The Prime Minister is urging France to agree to joint police patrols along the French Channel coast in the wake of the deaths of 27 people – including five women and a young girl – after a boat carrying migrants to the UK capsized on Wednesday (November 24).

Nov 25, 2021
By Tony Thompson
Migrants crossing the English Channel earlier this year. (Pic: Sky News)

Boris Johnson spoke to his French counterpart Emmanuel Macron and renewed a previous offer to send UK police and Border Force officers to mount coordinated patrols with France. Mr Macron has resisted the suggestion before, though, citing concerns about national sovereignty.

The incident is the worst of its kind since the Channel migrant crisis began and immigration compliance minister Tom Pursglove said it showed the two countries needed to deepen their cooperation in dealing with the issue.

“The Prime Minister and President Macron have had exactly that discussion. That is something that I am very keen to see happen,” he told BBC2’s Newsnight.

“It is the case that in the past we have offered to host and to help with joint patrols. I think that could be invaluable in helping to address this issue. I really do hope that the French will reconsider that offer.”
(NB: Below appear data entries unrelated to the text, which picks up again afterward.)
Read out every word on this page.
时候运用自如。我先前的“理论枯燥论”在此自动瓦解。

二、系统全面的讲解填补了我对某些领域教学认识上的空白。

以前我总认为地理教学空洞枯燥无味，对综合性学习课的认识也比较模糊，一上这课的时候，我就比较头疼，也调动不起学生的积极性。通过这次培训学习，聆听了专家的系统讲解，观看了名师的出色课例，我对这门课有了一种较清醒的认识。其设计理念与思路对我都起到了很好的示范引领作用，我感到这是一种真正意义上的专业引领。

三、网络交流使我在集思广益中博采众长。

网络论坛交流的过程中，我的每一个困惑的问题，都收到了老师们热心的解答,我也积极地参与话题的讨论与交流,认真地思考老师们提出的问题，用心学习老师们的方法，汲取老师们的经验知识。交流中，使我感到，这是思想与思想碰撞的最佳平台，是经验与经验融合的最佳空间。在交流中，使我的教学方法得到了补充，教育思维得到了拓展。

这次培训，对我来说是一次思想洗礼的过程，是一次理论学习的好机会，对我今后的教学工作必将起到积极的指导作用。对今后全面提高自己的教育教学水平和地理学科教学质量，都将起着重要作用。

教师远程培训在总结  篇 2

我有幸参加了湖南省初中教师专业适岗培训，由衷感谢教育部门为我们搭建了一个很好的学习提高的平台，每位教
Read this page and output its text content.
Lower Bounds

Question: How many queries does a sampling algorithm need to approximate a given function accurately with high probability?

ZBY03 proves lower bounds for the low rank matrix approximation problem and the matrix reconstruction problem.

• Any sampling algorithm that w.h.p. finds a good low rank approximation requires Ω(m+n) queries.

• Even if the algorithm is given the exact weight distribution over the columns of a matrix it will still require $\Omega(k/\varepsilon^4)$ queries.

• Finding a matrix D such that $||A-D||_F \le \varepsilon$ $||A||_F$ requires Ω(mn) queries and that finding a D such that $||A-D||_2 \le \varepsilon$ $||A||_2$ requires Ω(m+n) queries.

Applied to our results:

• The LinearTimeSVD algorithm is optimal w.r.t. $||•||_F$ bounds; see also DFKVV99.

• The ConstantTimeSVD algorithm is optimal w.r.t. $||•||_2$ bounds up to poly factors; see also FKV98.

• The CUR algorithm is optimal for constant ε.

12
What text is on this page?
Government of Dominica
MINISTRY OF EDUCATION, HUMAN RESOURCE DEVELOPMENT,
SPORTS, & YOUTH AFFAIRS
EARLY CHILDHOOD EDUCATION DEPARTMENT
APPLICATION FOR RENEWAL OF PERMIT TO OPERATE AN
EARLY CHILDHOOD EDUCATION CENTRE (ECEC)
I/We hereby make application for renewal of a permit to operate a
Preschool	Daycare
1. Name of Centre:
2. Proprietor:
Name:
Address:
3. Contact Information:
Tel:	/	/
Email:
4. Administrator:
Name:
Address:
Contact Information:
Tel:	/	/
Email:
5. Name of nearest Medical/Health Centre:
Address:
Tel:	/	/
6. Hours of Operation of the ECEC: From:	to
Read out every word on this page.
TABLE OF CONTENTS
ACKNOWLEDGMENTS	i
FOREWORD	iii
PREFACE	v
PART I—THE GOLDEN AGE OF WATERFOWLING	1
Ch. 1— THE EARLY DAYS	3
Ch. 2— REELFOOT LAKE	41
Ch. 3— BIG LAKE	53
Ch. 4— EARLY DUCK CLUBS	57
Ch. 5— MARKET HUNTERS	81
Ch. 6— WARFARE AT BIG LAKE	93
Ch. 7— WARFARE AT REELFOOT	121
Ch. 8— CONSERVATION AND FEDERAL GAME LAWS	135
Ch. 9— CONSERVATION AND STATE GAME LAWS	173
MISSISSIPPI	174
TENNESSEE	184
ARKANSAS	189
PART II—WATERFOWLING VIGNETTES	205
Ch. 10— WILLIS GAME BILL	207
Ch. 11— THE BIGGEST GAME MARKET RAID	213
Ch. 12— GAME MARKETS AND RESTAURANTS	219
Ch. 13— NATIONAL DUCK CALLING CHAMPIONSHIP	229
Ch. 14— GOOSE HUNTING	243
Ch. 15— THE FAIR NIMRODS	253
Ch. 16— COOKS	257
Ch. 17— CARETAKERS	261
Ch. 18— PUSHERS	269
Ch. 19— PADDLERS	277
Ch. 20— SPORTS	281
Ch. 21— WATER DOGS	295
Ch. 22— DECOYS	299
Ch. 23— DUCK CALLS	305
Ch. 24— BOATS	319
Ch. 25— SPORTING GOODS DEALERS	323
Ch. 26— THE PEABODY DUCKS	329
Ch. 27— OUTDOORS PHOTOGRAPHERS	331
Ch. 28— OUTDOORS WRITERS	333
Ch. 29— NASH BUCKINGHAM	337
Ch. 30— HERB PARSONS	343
Tonbridge and Malling MP Tom Tugendhat called for greater collaboration with countries across Europe. He tweeted: “The human tragedy in the Channel is a criminal opportunity being exploited by those who care nothing for lives of desperate people.

“We need to work together with partners as far away as Eastern Europe and the Mediterranean to end this cruelty.”

The Government said it had agreed to “keep all options on the table” in their efforts to break up the human trafficking gangs responsible for putting desperate people at risk in one of the world’s busiest sea lanes.

Home Secretary Priti Patel will also speak to her French counterpart about the issue.

Following a meeting of the Cobra emergencies committee, Mr Johnson said it was clear that French operations to stop the migrant boats leaving “haven’t been enough” despite £54 million of UK support, adding that the people traffickers were “literally getting away with murder”.

However, the mayor of Calais, Natacha Bouchart, said that it was the British who were to blame and called on on Mr Johnson to “face up to his responsibilities”.

“The British Government is to blame. I believe that Boris Johnson has, for the past year and a half, cynically chosen to blame France,” she said, according to French media reports.

French Interior Minister Gerald Darmanin said the loss of 27 lives was an “absolute tragedy” and said the smugglers are “criminals, people who exploit the misery of others and promise them ‘El Dorado in England’.

The French authorities have arrested five suspected people traffickers in connection with the incident while the regional prosecutor has opened an investigation into aggravated manslaughter.